The judge made findings of the parents’ collusion and that there was a real possibility they had overlaid the child causing an asphyxial event.
In public law proceedings, MacDonald J held a fact-finding hearing. Both parents were found to have failed to disclose all they knew about how S came to be admitted to hospital with a hypoxic head injury when aged nearly 3 months old in June 2019.

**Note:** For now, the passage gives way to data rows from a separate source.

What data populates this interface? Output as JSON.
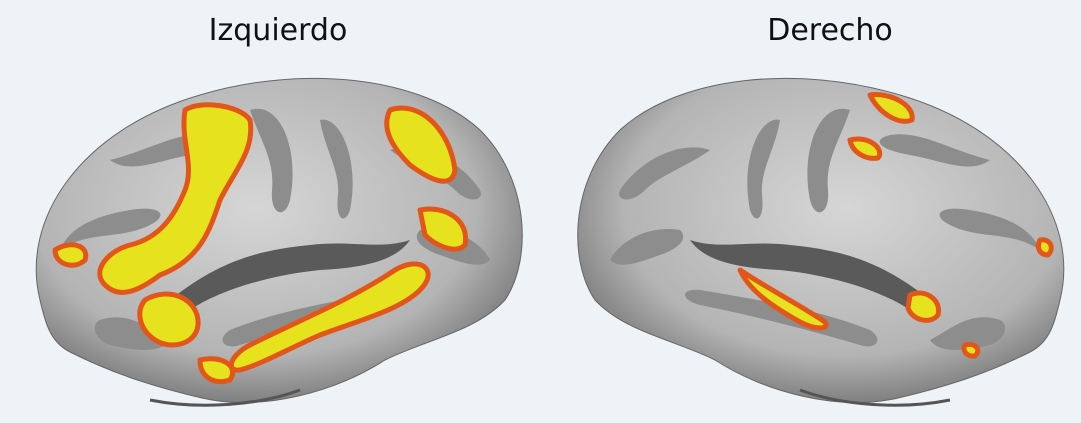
{
  "labels": {
    "left": "Izquierdo",
    "right": "Derecho"
  }
}
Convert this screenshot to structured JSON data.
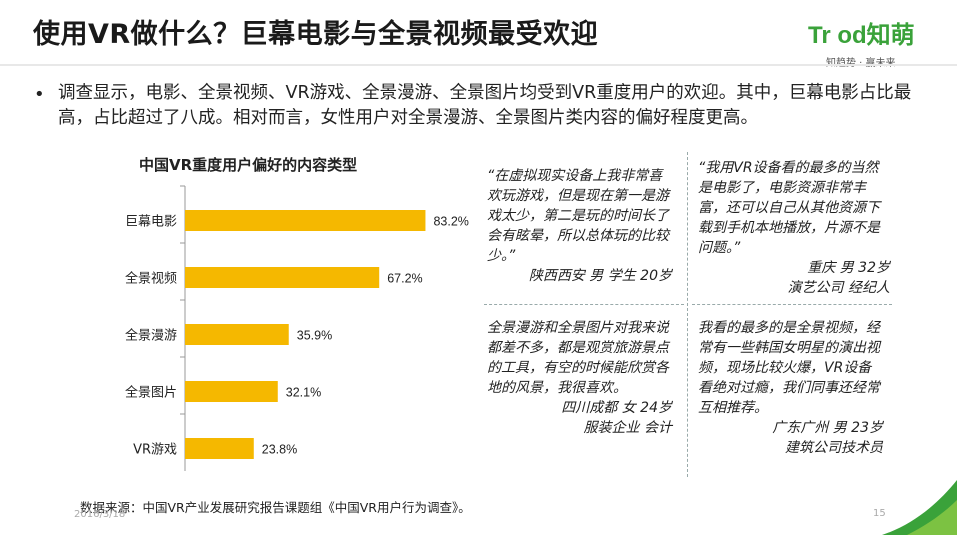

The parents had both experienced difficult childhoods. They agreed that their relationship was 'toxic'. Their first child, L, was born in 2018. Both parties went on to have sexual relationships with others, such that the father questioned the paternity of S. The father abused drugs and alcohol and dealt drugs, and the mother used (and continued to use) cocaine at a high level. Their relationship featured domestic abuse and the father made a number of admissions in respect to his treatment of the mother and his anger issues.
The parties gave different accounts of how the injury to S came about. Following a 999 call, S was attended to by paramedics and admitted to hospital. On his discharge, the parents consented to S being accommodated under s 20 Children Act 1989.
The court considered two expert reports. The first expert, Professor David, provided an opinion that the symptoms S presented with were most likely naturally occurring or that one of the parents had intentionally suffocated him. The expert concluded a poorly understood natural event was more probable than an inflicted cause.